Dáil debates

Thursday, 13 December 2018

Ceisteanna ó Cheannairí - Leaders' Questions

 

12:10 pm

Photo of Pearse DohertyPearse Doherty (Donegal, Sinn Fein) | Oireachtas source

Since the last general election we have been subject to the concoction that is the confidence and supply deal between the Tánaiste's party and Fianna Fáil. Last night the leader of Fianna Fáil confirmed that he has once again bent the knee to renew Fine Gael's deal for another year. On the one hand he is quite happy to come to the House and criticise the Government week in, week out for the Government's very obvious failings. On the other hand he and his party, through the confidence and supply deal, are keeping the Tánaiste and his Government in office. It is a nonsensical position and we hear some of it again this morning.

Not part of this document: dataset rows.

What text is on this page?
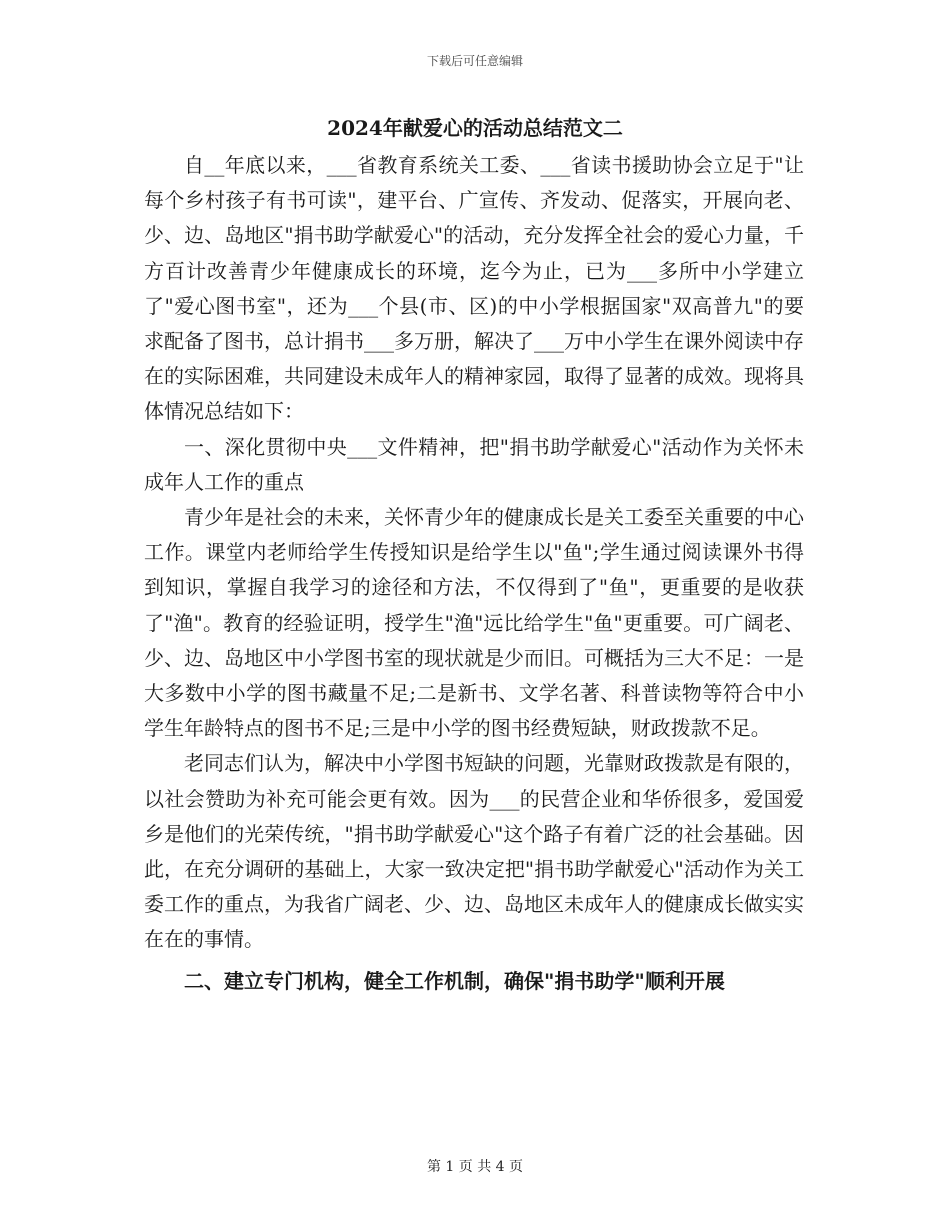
下载后可任意编辑
2024年献爱心的活动总结范文二

自__年底以来，___省教育系统关工委、___省读书援助协会立足于"让每个乡村孩子有书可读"，建平台、广宣传、齐发动、促落实，开展向老、少、边、岛地区"捐书助学献爱心"的活动，充分发挥全社会的爱心力量，千方百计改善青少年健康成长的环境，迄今为止，已为___多所中小学建立了"爱心图书室"，还为___个县(市、区)的中小学根据国家"双高普九"的要求配备了图书，总计捐书___多万册，解决了___万中小学生在课外阅读中存在的实际困难，共同建设未成年人的精神家园，取得了显著的成效。现将具体情况总结如下：

一、深化贯彻中央___文件精神，把"捐书助学献爱心"活动作为关怀未成年人工作的重点

青少年是社会的未来，关怀青少年的健康成长是关工委至关重要的中心工作。课堂内老师给学生传授知识是给学生以"鱼";学生通过阅读课外书得到知识，掌握自我学习的途径和方法，不仅得到了"鱼"，更重要的是收获了"渔"。教育的经验证明，授学生"渔"远比给学生"鱼"更重要。可广阔老、少、边、岛地区中小学图书室的现状就是少而旧。可概括为三大不足：一是大多数中小学的图书藏量不足;二是新书、文学名著、科普读物等符合中小学生年龄特点的图书不足;三是中小学的图书经费短缺，财政拨款不足。

老同志们认为，解决中小学图书短缺的问题，光靠财政拨款是有限的，以社会赞助为补充可能会更有效。因为___的民营企业和华侨很多，爱国爱乡是他们的光荣传统，"捐书助学献爱心"这个路子有着广泛的社会基础。因此，在充分调研的基础上，大家一致决定把"捐书助学献爱心"活动作为关工委工作的重点，为我省广阔老、少、边、岛地区未成年人的健康成长做实实在在的事情。

二、建立专门机构，健全工作机制，确保"捐书助学"顺利开展

第 1 页 共 4 页
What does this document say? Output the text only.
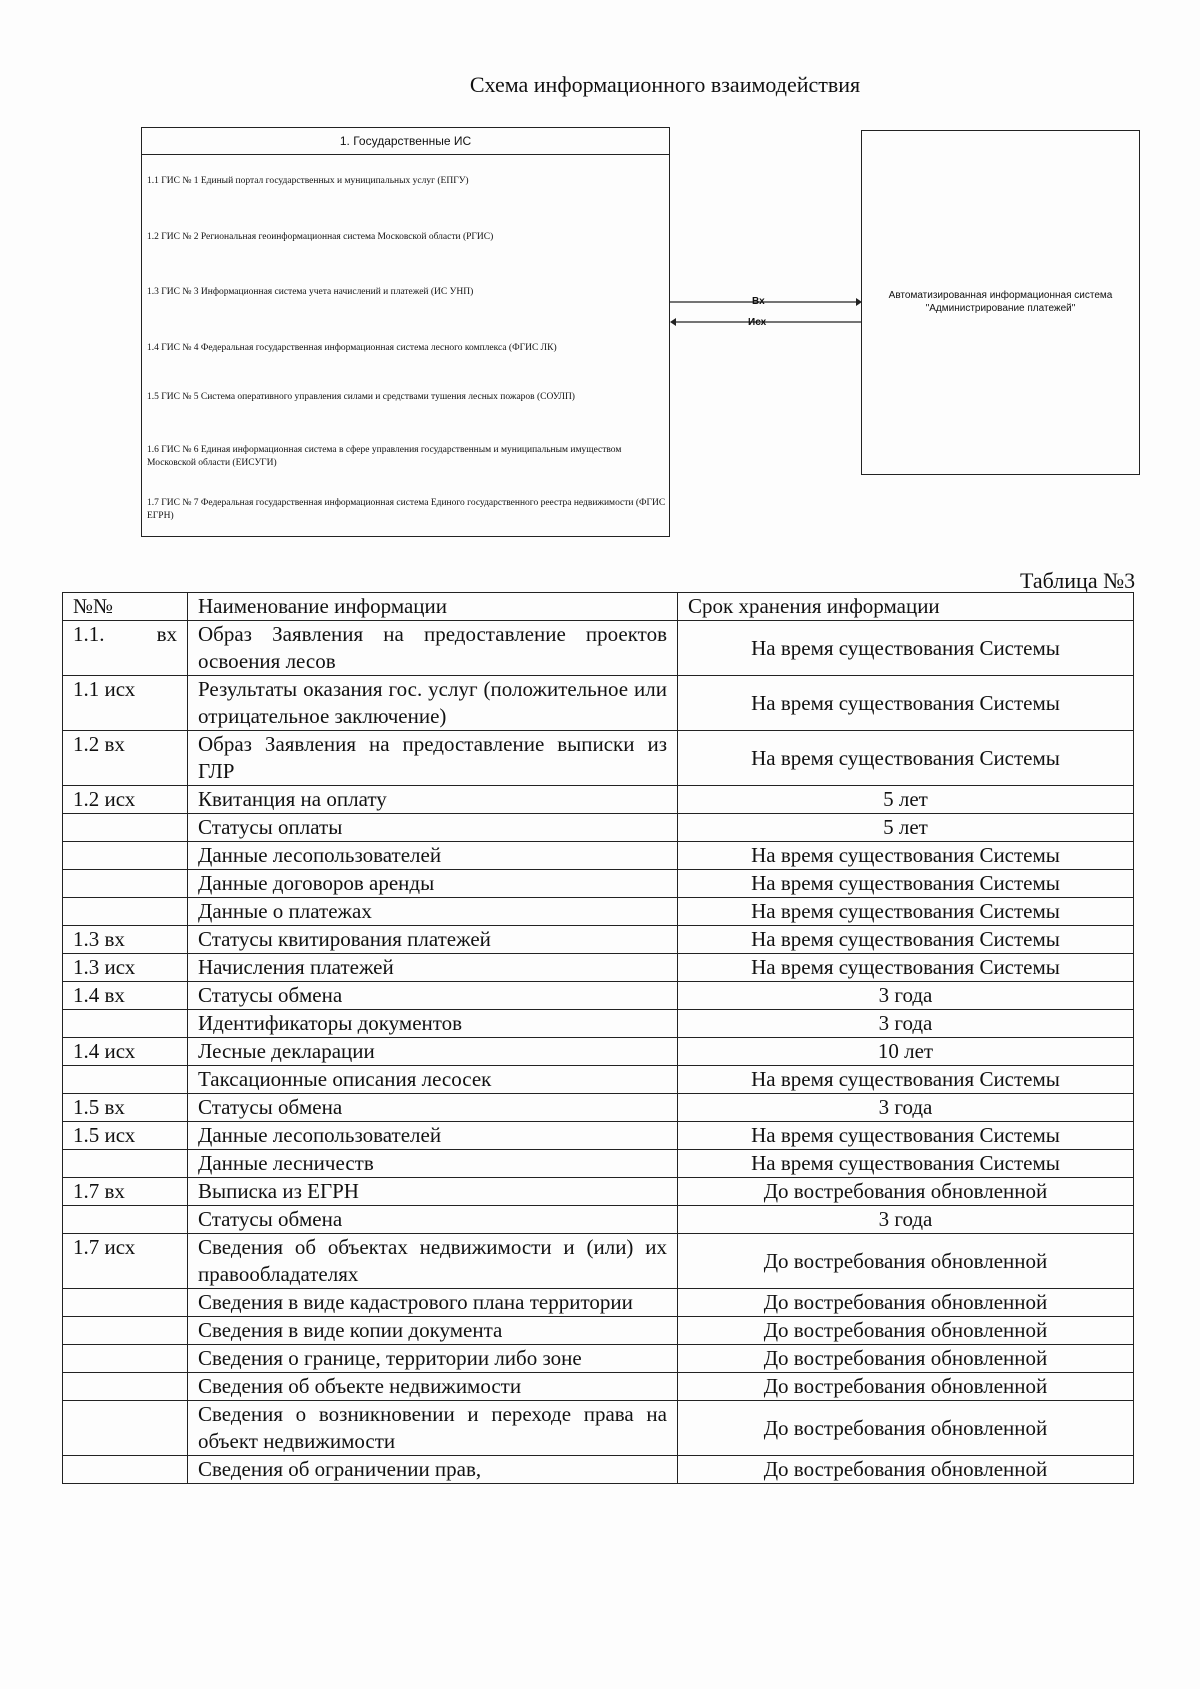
Схема информационного взаимодействия
1. Государственные ИС
1.1 ГИС № 1 Единый портал государственных и муниципальных услуг (ЕПГУ)
1.2 ГИС № 2 Региональная геоинформационная система Московской области (РГИС)
1.3 ГИС № 3 Информационная система учета начислений и платежей (ИС УНП)
1.4 ГИС № 4 Федеральная государственная информационная система лесного комплекса (ФГИС ЛК)
1.5 ГИС № 5 Система оперативного управления силами и средствами тушения лесных пожаров (СОУЛП)
1.6 ГИС № 6 Единая информационная система в сфере управления государственным и муниципальным имуществом Московской области (ЕИСУГИ)
1.7 ГИС № 7 Федеральная государственная информационная система Единого государственного реестра недвижимости (ФГИС ЕГРН)
Вх
Исх
Автоматизированная информационная система
"Администрирование платежей"
Таблица №3
№№	Наименование информации	Срок хранения информации

1.1. вх	Образ Заявления на предоставление проектов освоения лесов	На время существования Системы
1.1 исх	Результаты оказания гос. услуг (положительное или отрицательное заключение)	На время существования Системы
1.2 вх	Образ Заявления на предоставление выписки из ГЛР	На время существования Системы
1.2 исх	Квитанция на оплату	5 лет
	Статусы оплаты	5 лет
	Данные лесопользователей	На время существования Системы
	Данные договоров аренды	На время существования Системы
	Данные о платежах	На время существования Системы
1.3 вх	Статусы квитирования платежей	На время существования Системы
1.3 исх	Начисления платежей	На время существования Системы
1.4 вх	Статусы обмена	3 года
	Идентификаторы документов	3 года
1.4 исх	Лесные декларации	10 лет
	Таксационные описания лесосек	На время существования Системы
1.5 вх	Статусы обмена	3 года
1.5 исх	Данные лесопользователей	На время существования Системы
	Данные лесничеств	На время существования Системы
1.7 вх	Выписка из ЕГРН	До востребования обновленной
	Статусы обмена	3 года
1.7 исх	Сведения об объектах недвижимости и (или) их правообладателях	До востребования обновленной
	Сведения в виде кадастрового плана территории	До востребования обновленной
	Сведения в виде копии документа	До востребования обновленной
	Сведения о границе, территории либо зоне	До востребования обновленной
	Сведения об объекте недвижимости	До востребования обновленной
	Сведения о возникновении и переходе права на объект недвижимости	До востребования обновленной
	Сведения об ограничении прав,	До востребования обновленной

When it was cobbled together in 2016 the confidence and supply deal was heralded as a new beginning of new politics. It has been anything but. It has proved to be a political con job, designed to allow Fianna Fáil the pretence of being in opposition while it is actually in government in all but name. I believe it has been bad for politics, but more important it has been bad for citizens, not least the tens of thousands of citizens affected by the housing and homelessness crisis.

Rents and house prices are out of control and continue to rise. We see it time and again and I have raised the issue in this Chamber over and over. It is borne out in the Residential Tenancies Board rent index, which was published this morning. It shows that the national average rent is now €1,122 per month. In Dublin the average monthly rent is now a staggering €1,620. Not a single affordable home to rent or buy has been delivered by the Government over the past three years. An entire generation of young people face the prospect of never owning their own home. Under Fine Gael's watch homelessness has reached unprecedented levels, with some 10,000 people homeless. Scandalously, 4,000 children will spend their Christmas in emergency accommodation this year. We are aware that the real number of those who are homeless is a lot higher, closer to the 13,000 figure, as highlighted by my colleague, Deputy Eoin Ó Broin. I put it to the Tánaiste that this is a scandalous record. It is a record that Fianna Fáil seems happy to endorse. What has that party got from these so called negotiations? Absolutely nothing. That is not surprising because together Fianna Fáil and Fine Gael have voted down Sinn Féin's proposals for real rent certainty.